Growing Too Fast? Watch the Danger Signs
by Shel Horowitz
Everyone loves a fast-growing business-or do they? A banker, a lawyer, an accountant, and a venture capitalist came together at the Family Business Center's October 15 meeting to say, "It Ain't Necessarily So," at a panel discussion entitled "Recognizing and Responding to Red Flags in a Growing Company."
Moderated by UMass business professor Jim Theroux, the panel of Family Business Center sponsors included: Dale Janes, BankBoston's commercial lending chief for western Massachusetts and Vermont; Paul Kelliher, who runs the Springfield office of PricewaterhouseCoopers (known before July as Coopers & Lybrand); Ron Weiss, chair of the business department at Bulkley, Richardson, & Gelinas-who spends much of his time acquiring businesses for publicly traded companies; and Tripp Peake of Mass Ventures..
Dale Janes said for bankers, the biggest caution flag is a cash flow problem. His biggest criterion: a business should be able to repay debts out of income generated through normal operations.
From the accounting side, management is a greater concern. Kelliher cautioned against one-person management for companies in a growth mode--but notes that such red flags are only indicators to look deeply, and don't automatically mean problems.
Weiss, the most loquacious of the group, stressed the importance of planning for the future-and getting everything in writing. A closely held business should prepare for the day when it might be for sale, and the business will fetch its best price only if everything is in order. His long list of red flags focused on lack of proper corporate documentation, and covered a number of areas:
- Documentation that is inconsistent with current practice
- Poorly negotiated vendor and franchise agreements
- Failure to document loans from shareholders or problem employees
- Improper protection of trade secrets and intellectual property
- Noncompliance with ERISA disclosure rules
- Lack of buy/sell and succession agreements
- Inability to move forward because 50/50 ownership creates a voting deadlock
- Inadequate cash reserves to pay taxes (especially for S corporations)

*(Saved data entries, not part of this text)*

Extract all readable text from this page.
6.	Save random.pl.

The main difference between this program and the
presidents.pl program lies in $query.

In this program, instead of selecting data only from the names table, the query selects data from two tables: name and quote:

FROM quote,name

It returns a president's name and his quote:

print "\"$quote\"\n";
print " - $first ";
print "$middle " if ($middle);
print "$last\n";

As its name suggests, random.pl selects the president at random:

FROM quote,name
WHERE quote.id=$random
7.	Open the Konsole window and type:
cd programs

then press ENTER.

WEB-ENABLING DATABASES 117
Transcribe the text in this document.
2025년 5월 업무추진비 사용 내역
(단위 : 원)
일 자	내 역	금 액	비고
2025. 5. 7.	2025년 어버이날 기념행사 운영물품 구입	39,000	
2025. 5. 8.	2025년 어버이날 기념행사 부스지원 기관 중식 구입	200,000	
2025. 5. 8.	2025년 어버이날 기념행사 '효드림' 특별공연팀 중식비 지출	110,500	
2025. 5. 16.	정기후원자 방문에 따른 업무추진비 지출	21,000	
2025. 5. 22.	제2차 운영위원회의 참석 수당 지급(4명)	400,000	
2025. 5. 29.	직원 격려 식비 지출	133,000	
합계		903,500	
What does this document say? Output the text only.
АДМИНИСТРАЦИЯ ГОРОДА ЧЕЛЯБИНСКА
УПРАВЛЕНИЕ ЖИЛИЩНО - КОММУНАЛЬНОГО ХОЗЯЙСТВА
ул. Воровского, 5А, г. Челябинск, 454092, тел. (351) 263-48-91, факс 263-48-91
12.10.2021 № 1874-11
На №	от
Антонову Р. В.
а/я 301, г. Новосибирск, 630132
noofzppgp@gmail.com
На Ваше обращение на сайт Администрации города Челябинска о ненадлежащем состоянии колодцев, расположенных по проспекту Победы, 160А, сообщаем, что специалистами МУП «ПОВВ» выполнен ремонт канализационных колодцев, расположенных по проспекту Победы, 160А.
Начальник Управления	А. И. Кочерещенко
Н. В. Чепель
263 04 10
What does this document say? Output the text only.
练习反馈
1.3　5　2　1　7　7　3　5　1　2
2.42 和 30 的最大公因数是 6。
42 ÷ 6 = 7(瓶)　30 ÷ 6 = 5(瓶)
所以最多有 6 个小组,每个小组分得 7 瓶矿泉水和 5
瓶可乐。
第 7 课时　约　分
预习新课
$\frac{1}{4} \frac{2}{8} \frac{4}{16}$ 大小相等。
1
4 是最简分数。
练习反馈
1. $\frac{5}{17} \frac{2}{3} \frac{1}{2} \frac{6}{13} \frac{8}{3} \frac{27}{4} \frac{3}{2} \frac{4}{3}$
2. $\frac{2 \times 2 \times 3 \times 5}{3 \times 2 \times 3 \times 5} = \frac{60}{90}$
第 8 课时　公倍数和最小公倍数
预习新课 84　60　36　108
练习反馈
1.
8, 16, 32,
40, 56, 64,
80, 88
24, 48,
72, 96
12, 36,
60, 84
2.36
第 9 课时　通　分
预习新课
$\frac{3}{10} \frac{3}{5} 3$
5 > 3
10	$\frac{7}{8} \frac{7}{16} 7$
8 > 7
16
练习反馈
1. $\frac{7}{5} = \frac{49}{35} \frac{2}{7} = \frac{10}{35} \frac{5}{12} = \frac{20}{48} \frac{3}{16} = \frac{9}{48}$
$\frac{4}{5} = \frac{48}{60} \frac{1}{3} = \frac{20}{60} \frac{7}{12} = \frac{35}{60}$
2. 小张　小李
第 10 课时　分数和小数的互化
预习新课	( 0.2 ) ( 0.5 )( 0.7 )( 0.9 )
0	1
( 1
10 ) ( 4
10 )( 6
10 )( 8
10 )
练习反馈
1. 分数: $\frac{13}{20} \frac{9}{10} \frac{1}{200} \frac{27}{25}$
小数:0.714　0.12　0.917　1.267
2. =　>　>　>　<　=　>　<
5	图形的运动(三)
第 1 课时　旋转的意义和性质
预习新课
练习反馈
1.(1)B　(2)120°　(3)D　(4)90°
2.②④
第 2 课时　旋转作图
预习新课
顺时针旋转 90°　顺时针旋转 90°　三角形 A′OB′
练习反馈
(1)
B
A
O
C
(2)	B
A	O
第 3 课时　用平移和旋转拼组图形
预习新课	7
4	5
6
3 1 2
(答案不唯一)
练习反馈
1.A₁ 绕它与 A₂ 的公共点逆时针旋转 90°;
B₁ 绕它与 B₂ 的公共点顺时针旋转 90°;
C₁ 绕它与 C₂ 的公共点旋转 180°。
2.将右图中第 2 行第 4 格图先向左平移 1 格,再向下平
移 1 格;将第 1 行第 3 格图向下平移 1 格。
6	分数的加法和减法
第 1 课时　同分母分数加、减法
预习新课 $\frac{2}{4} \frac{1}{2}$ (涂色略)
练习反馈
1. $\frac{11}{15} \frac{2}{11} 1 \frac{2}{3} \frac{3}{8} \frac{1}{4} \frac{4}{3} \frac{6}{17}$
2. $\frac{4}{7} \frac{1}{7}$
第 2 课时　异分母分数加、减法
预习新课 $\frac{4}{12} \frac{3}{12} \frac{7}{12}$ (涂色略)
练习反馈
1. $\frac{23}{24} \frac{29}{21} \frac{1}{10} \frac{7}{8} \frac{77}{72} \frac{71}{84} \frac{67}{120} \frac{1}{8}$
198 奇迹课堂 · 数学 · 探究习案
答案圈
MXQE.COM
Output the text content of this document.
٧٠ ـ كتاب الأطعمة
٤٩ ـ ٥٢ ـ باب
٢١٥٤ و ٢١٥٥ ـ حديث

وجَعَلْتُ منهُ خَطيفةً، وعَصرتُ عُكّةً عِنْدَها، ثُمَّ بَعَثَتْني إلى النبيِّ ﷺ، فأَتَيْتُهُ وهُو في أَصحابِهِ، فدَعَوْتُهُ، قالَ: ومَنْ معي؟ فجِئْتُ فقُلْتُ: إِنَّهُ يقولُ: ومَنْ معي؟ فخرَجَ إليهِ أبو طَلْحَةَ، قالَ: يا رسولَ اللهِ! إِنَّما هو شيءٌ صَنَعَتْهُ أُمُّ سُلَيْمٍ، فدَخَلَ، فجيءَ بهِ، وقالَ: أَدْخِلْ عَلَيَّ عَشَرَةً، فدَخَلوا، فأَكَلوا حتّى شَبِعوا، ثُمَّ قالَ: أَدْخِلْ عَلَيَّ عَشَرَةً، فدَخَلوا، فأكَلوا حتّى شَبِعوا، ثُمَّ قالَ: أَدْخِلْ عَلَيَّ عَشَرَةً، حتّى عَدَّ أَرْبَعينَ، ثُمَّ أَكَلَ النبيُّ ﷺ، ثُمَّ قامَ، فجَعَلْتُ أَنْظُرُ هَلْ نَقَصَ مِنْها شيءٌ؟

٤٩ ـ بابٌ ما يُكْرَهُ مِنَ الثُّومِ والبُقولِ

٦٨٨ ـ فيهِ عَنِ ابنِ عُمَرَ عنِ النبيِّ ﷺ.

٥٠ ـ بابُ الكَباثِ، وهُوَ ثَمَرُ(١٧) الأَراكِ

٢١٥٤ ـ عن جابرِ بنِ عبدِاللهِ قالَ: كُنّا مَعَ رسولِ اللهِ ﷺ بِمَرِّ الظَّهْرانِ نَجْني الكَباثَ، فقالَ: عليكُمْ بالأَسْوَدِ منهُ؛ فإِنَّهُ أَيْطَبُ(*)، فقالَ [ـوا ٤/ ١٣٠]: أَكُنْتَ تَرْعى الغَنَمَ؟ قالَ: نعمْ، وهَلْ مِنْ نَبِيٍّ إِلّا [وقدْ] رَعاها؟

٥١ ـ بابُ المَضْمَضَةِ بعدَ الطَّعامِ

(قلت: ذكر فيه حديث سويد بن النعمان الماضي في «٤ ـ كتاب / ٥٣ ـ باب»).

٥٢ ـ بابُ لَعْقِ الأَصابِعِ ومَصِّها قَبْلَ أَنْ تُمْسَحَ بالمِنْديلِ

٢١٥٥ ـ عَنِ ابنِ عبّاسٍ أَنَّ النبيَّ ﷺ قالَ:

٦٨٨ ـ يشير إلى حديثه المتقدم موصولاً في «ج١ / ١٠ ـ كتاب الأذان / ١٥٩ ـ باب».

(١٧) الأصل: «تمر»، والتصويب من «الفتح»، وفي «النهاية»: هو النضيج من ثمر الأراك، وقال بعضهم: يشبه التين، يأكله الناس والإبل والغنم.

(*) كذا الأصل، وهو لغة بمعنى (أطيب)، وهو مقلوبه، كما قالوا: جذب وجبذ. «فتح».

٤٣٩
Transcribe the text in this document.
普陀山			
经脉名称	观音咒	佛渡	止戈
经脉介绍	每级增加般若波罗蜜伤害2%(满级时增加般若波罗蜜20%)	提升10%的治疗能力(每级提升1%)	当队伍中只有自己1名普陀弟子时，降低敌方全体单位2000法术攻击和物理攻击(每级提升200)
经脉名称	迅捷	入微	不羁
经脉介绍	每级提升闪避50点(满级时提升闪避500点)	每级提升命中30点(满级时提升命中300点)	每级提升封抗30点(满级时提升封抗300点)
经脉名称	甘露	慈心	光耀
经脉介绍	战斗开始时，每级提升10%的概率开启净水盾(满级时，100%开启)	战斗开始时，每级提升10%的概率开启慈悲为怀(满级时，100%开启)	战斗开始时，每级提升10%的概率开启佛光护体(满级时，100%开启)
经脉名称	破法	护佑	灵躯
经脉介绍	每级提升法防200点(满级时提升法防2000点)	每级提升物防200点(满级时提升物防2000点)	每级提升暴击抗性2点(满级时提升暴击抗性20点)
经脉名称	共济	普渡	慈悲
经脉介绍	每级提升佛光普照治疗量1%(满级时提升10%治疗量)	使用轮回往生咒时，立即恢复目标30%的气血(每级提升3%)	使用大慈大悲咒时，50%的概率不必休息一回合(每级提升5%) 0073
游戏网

- A history of contract disputes
- Unwillingness to grant sufficient independence to advisors or lack of follow-through on their recommendations
Peake changed the focus from problems a business faces to scenarios in which a business may seek venture capital. He mentioned several possibilities: to fuel growth; restructuring; acquisition and consolidation; buyout of the senior generation by their successors; spinning off a new division.
By using non-debt capital-in other words, equity investment-family businesses can fund these objectives, and the deals can be structured so the family remains in control. Typically, Mass Ventures gets involved in deals in the 1/2 million to $1 million range, whereas, these would "fly underneath the radar screen" in Boston, where typical deals are in the $5 million range.